Sometimes it doesn't really matter; a few extra spaces in an HTML
document or SQL query is often an acceptable price to pay for
clean-looking code. But sometimes it does matter. Which raises two
questions:
- What should programmers do?
- What should the language help them do?
> E.g. consider something like this:
So, in light of the above questions, let's ask: is this the right way to
generate a HTML document? It not only has "holes" to be filled in, but
it has entire sections whose presence or absence depends on state. I
think the mess of this example goes far deeper than indentation. (But
yes, people will write code like this, with whatever tools we give
them.) To the second question, what should the language do to help this
code? Some would say "of course, the problem is you don't support
interpolation." But as this example shows, interpolation only helps
with the trivial bits; it doesn't help with the conditional inclusion,
so it only gets you a small part of the way to this example. For that,
you either need something with more structure, or a templating engine,
or a builder, or one of the zillion other tools we've invented for this
sort of thing.
So, without ignoring your fundamental question about indentation, I'll
just point out that this example is about way more than indentation, and
move on ...
> Now we have broken formatting in the generated HTML, which ruins the
> idea of multiline strings
I think "multiline strings" (or even "raw strings") are a bit of a
misleading name. What we're going for here is the ability to embed an
arbitrary snippet of a "program" (shell script, SQL query, JSON doc) in
a Java program, without having to mangle the embedded snippet. This
enhances readability (not mucked up with escapes and extra quotes) and
reduces errors (because you can just cut and paste that snippet of
script from the editor in which you've probably already written it,
without risking breaking it via syntactic mangling.) But, as you say,
there are issues with indentation, when it matters. (Surely it matters
for snippets of python.)
Secondarily, the design center for this feature is: _short_ snippets --
those for which putting them in a separate document would be
obfuscatory. To see this, we have to approach it from both sides. On
the short side, imagine Java didn't have string literals at all. Having
to read "yes" and "no" out of a file would be ridiculously obfuscatory;
eliminating this indirection makes code easier to read and less
error-prone. But on the long side, using raw strings to embed a
million-line snippet in a Java program is also ridiculous; it would be
far easier for maintainers of both the Java part and the embedded part
to have their own uniform artifacts to maintain.

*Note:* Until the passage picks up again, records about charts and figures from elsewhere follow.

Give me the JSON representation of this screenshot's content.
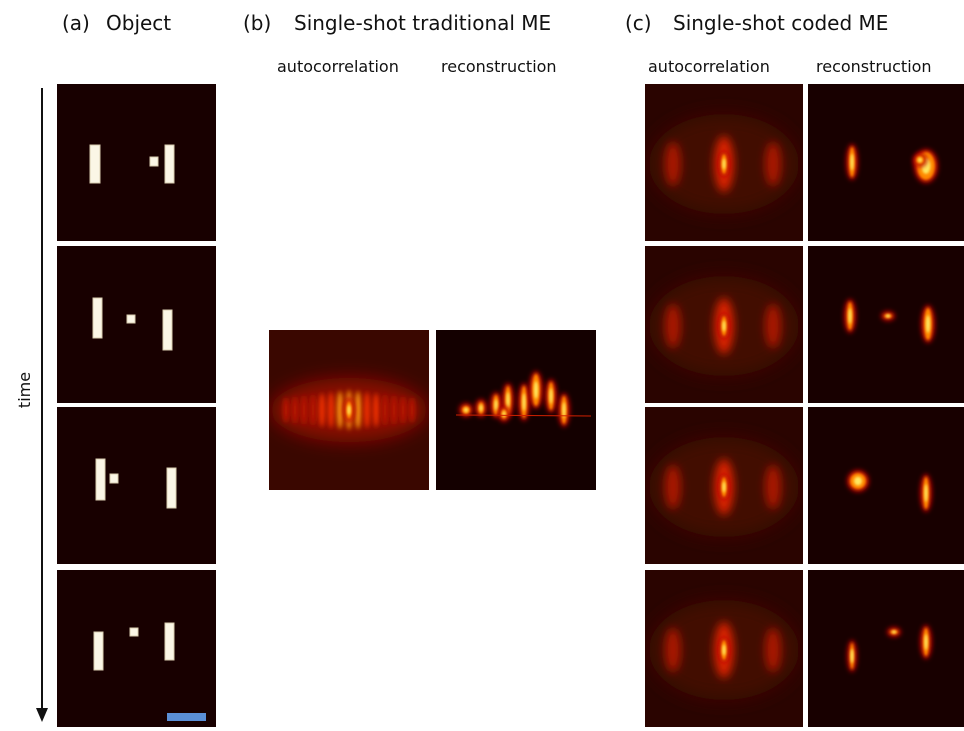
{
  "panels": [
    {
      "label": "(a)",
      "title": "Object"
    },
    {
      "label": "(b)",
      "title": "Single-shot traditional ME",
      "columns": [
        "autocorrelation",
        "reconstruction"
      ]
    },
    {
      "label": "(c)",
      "title": "Single-shot coded ME",
      "columns": [
        "autocorrelation",
        "reconstruction"
      ]
    }
  ],
  "axis": {
    "label": "time"
  }
}
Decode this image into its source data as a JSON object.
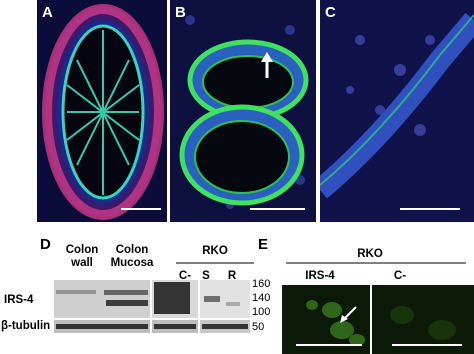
{
  "panel_labels": [
    "A",
    "B",
    "C",
    "D",
    "E"
  ],
  "blot": {
    "columns": [
      "Colon wall",
      "Colon Mucosa"
    ],
    "group": "RKO",
    "lanes": [
      "C-",
      "S",
      "R"
    ],
    "rows": [
      "IRS-4",
      "β-tubulin"
    ],
    "markers": [
      "160",
      "140",
      "100",
      "50"
    ]
  },
  "immunofluorescence": {
    "group": "RKO",
    "columns": [
      "IRS-4",
      "C-"
    ]
  }
}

So the sweet spot for
this feature is somewhere in the middle -- snippets that are short
enough that indirecting to a file impairs readability, but not so long
that there's any question where the embedded snippet ends and the Java
code resumes. (Subjectively, I'd say that this sweet spot is in the
5-10 line range.)
> (why bother to generate \n in output HTML if
> it looks like a mess anyways?) Moreover, the structure of Java program
> now affects the output. E.g. if you add several more nested "if" or
> "switch" statement, you will need to indent <p> even more.
My answer to those people is: then don't do that ;) They're already
well outside the design center (as outlined above). They should be
using a templating mechanism, a builder, or something else to decouple
the static content from the dynamic content. Of course, they will, but
I'm not sure bending over backwards to accomodate them is the winning move.
> Many languages provide library methods to handle this.
Good, now we're back to indentation. All things being equal, it is
better to do things in libraries than in the language; it is cheaper,
more flexible, faster to market, less risky, and can support a broader
range of preferences (you can have different libraries for different
preferences.) So I like this direction.
> E.g.
> trimIndent() could be provided to remove leading spaces of every line,
> but this would kill the HTML indents at all. Another possibility is to
> provide a method like trimMargin() on Kotlin [1] which trims all
> spaces before a special character (pipe by default) including a
> special character itself.
Now that we're in library world, we can have _all_ of these. We can
trim indents to the first indent, or trim a specified number of spaces
off, or trim to a user-selected marker. And if the users don't like the
ones we include, they can write their own.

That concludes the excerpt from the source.